5C. «Pechinas»: el castigo de Amán / la serpiente de bronce (30´)

Sobre el altar, Miguel Ángel pintó sus ultimas figuras: El profeta Jonás, del que hay hemos hablado y a ambos lados, las dos pechinas con las escenas mas sorprendentemente originales de la capilla. Los tres comparten también una idea común: El castigo a los que rompen su vínculo de lealtad con Yahvé y se enfrentan a Él.

A la izquierda, “El castigo e Aman” proveniente del Libro de Esther. Relatado en tres escenas con la figura de Amán en cada una de ellas, llega en su escena central, a las más altas cotas de expresión trágica. Amán es crucificado (no ahorcado como dicen las escrituras) en un singular tronco de árbol ideado por Miguel Angel para producir una torsión completa de su cuerpo que se retuerce hasta dar la impresión de estar en pleno salto hacia delante, como si se precipitara al vacío ante nuestros ojos.

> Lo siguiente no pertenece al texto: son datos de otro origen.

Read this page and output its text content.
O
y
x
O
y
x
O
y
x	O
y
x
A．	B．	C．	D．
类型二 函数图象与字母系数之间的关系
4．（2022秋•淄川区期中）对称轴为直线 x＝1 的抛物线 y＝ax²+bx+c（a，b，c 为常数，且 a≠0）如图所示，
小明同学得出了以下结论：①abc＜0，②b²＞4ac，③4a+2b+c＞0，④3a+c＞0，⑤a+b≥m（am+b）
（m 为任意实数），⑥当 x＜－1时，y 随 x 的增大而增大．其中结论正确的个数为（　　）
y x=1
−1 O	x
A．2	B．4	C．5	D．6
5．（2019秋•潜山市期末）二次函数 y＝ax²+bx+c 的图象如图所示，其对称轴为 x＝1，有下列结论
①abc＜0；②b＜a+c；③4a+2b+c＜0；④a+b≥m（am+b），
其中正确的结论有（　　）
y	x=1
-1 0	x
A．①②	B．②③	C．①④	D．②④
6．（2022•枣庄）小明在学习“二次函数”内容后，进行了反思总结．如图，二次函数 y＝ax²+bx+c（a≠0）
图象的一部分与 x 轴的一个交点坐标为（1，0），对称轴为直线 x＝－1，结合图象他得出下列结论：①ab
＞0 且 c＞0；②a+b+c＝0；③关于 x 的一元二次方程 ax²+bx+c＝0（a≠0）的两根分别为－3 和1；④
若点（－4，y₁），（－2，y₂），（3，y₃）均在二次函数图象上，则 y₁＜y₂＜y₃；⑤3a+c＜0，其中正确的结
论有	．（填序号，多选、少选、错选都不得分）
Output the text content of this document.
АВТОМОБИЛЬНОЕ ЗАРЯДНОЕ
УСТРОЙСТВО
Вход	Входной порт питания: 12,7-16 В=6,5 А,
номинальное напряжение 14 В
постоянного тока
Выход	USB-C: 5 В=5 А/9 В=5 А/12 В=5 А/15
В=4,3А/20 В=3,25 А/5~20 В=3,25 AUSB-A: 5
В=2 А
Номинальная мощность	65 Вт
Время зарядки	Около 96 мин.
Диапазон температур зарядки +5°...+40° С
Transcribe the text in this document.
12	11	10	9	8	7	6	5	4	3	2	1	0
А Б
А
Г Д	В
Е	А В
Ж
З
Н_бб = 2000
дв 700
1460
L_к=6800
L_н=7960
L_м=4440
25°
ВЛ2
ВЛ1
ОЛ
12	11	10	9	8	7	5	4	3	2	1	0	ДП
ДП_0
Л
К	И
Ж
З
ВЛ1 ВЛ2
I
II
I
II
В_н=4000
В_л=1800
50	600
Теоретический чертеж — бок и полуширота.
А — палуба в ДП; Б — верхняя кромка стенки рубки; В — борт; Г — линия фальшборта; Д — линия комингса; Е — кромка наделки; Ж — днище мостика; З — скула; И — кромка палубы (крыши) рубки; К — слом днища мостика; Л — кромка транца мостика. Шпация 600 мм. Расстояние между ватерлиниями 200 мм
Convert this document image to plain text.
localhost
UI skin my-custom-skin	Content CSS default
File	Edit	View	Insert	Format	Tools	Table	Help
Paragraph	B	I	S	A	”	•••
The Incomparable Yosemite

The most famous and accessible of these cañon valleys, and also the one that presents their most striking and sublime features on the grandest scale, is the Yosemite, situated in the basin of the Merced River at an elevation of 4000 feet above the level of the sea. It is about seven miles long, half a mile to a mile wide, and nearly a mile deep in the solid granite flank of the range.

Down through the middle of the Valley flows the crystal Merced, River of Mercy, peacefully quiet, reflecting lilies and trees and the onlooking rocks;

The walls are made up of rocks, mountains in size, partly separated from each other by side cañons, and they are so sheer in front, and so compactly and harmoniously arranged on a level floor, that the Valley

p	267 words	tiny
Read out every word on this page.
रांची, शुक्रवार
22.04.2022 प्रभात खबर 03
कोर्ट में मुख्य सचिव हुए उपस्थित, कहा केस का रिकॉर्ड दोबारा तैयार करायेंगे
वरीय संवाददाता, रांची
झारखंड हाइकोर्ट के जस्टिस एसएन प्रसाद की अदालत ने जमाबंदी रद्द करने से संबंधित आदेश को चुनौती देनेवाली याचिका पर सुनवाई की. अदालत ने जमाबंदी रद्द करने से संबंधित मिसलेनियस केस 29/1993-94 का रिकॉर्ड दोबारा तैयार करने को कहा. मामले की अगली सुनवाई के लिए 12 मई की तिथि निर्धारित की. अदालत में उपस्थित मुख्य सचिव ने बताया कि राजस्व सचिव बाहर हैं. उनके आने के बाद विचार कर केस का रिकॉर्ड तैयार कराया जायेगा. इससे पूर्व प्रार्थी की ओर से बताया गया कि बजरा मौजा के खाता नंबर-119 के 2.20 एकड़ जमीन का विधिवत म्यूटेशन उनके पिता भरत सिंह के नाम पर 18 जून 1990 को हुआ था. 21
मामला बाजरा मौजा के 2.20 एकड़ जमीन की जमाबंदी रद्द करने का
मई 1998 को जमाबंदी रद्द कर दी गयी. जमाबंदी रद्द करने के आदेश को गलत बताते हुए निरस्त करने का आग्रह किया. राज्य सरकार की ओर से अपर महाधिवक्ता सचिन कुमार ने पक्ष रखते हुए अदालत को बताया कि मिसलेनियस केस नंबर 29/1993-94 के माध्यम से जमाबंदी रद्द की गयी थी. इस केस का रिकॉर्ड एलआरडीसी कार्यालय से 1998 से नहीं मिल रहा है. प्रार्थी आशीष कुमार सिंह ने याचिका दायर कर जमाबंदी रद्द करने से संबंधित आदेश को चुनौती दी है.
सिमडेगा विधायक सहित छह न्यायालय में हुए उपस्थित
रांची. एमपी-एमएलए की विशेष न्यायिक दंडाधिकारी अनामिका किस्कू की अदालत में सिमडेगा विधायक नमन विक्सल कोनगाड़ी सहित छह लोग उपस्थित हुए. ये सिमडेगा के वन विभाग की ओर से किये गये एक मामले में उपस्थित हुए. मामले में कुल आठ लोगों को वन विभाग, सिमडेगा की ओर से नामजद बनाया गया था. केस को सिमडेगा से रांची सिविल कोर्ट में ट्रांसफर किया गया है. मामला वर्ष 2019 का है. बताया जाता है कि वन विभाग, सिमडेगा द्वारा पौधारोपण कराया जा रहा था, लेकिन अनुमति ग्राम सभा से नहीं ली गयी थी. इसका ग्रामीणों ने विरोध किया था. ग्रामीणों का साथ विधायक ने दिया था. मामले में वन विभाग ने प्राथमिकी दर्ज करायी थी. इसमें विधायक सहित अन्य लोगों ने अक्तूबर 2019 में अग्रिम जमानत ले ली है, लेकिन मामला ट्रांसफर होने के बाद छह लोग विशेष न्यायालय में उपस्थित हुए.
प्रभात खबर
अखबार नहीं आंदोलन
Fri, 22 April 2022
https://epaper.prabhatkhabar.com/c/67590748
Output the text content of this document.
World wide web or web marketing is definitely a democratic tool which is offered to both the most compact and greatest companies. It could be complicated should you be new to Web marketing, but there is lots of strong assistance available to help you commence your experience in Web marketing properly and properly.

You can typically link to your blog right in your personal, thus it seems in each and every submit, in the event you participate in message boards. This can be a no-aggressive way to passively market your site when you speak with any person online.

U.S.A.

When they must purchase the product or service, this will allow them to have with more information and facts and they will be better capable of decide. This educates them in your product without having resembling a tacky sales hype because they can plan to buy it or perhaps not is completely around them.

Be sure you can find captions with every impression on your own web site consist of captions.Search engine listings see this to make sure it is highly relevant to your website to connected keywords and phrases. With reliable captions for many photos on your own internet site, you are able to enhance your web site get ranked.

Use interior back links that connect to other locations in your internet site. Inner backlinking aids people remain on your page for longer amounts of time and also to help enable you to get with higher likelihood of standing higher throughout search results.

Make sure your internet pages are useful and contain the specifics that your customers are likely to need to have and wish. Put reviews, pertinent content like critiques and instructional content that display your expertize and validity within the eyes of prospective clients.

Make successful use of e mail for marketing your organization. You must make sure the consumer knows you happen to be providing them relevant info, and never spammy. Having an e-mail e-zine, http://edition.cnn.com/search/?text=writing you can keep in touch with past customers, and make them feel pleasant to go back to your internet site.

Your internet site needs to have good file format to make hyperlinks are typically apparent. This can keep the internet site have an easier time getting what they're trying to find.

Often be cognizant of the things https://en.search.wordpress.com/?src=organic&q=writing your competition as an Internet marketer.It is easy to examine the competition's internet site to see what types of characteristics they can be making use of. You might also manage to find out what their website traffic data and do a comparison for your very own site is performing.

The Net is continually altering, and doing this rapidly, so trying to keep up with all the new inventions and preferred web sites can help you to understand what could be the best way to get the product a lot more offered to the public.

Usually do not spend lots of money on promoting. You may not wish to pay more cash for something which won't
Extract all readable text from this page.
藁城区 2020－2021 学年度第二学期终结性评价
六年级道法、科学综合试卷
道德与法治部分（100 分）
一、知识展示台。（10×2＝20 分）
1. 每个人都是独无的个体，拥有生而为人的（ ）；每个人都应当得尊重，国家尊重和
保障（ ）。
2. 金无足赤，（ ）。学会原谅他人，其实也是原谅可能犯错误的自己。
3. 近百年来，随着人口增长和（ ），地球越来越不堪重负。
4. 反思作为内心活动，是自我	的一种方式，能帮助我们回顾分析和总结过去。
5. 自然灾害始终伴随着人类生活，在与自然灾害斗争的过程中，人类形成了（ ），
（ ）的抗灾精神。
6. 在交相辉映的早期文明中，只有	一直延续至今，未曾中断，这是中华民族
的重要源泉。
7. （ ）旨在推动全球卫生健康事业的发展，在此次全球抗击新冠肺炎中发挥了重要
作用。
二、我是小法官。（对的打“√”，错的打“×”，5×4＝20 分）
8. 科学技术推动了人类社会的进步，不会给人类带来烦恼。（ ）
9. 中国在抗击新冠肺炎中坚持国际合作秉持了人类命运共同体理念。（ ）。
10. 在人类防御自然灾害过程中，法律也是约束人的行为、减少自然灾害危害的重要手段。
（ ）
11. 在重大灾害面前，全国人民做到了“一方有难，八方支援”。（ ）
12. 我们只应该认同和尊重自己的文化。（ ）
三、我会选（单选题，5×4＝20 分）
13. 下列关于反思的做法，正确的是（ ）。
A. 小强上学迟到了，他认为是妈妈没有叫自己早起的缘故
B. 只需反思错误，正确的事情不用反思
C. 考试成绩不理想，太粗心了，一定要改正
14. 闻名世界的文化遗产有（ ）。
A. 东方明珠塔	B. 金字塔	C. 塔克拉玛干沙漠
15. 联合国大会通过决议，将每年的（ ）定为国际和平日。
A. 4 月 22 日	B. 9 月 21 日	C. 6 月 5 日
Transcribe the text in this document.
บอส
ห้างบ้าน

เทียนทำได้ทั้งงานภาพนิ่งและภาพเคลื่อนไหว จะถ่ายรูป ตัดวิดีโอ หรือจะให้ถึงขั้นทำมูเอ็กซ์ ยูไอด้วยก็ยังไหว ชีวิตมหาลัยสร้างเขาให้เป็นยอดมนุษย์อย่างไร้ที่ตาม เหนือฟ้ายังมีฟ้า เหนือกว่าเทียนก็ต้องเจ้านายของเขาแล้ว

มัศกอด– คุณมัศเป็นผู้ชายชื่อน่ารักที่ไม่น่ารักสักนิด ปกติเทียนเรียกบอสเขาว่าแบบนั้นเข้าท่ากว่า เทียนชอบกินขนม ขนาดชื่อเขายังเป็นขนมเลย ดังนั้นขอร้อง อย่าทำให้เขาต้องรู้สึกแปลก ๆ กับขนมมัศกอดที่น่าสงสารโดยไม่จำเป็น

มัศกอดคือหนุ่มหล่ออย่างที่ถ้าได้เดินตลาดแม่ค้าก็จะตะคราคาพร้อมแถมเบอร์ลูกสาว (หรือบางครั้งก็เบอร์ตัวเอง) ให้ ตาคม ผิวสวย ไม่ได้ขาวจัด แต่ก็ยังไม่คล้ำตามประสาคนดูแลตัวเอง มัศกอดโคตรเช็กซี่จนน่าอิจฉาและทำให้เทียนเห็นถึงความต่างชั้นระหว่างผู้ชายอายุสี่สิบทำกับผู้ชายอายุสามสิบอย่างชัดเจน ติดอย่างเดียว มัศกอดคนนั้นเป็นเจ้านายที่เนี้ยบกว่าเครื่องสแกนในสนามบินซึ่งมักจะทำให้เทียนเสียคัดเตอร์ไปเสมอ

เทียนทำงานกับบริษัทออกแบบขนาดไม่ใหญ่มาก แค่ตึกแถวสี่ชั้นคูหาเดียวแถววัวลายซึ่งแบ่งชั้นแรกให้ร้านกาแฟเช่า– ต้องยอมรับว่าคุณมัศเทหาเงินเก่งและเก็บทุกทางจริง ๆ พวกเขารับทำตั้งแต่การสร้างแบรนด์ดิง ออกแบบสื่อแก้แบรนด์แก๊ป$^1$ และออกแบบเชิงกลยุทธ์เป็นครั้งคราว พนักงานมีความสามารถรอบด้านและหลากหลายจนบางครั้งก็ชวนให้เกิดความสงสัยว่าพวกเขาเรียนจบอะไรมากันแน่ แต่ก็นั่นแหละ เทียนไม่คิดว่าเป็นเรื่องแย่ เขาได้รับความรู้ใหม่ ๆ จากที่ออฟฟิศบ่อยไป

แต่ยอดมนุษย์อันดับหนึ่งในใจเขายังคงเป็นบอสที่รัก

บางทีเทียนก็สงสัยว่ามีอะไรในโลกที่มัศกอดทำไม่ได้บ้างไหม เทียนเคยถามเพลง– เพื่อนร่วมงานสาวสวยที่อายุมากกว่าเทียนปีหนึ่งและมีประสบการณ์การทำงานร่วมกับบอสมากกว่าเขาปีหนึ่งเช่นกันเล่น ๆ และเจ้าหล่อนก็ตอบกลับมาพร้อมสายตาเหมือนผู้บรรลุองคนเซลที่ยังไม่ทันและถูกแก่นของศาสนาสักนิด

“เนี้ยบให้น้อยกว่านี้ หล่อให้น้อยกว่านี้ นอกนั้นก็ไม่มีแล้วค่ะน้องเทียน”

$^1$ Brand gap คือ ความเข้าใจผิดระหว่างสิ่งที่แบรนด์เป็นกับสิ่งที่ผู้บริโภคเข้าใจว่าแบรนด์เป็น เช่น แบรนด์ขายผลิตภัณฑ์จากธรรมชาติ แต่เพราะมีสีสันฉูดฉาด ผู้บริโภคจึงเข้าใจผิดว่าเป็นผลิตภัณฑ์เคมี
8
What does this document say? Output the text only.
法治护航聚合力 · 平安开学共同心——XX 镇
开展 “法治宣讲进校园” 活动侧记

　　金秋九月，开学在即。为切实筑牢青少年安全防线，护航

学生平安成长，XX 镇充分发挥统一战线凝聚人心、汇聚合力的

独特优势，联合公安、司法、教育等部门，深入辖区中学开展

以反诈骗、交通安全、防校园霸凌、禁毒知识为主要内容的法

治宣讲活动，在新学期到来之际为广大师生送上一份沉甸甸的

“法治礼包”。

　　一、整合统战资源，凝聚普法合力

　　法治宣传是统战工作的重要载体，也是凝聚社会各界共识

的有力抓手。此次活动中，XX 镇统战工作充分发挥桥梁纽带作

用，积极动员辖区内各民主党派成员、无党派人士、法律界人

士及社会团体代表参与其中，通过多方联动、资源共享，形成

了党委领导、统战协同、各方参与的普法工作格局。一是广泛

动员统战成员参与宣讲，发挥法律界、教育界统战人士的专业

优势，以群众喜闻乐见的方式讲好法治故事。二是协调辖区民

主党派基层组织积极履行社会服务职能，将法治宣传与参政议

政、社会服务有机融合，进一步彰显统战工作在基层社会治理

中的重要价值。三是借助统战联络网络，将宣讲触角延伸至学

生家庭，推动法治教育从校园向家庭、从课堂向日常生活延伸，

Una figura en esa posición tan inimaginable tuvo que dejar sin aliento a sus contemporáneos, igual que también nos deja sin aliento a nosotros.

A la derecha, otra escena igualmente genial, de un originalísimo planteamiento: “La serpiente de bronce” contada en el “Libro de los Números” del Pentateuco. Moisés sigue las instrucciones de Yahvé y funde una serpiente de bronce que sanará de la mordedura letal de las serpientes enviadas por el mismo Yahvé a los israelitas en su travesía por el desierto.

Como si de un Juicio Final se tratara, a la izquierda se alinean ordenadamente los que tienen fe y serán salvados, y a la derecha, se precipitaran, a modo de estampida humana, los que morirán por su falta de fe. La forma en las que este último grupo se amontona y se pisotea, aplastándose contra los bordes de piedra de la pechina en una huida sin esperanza, no contaba con ningún precedente y fija un antes y un después en la representación del pánico.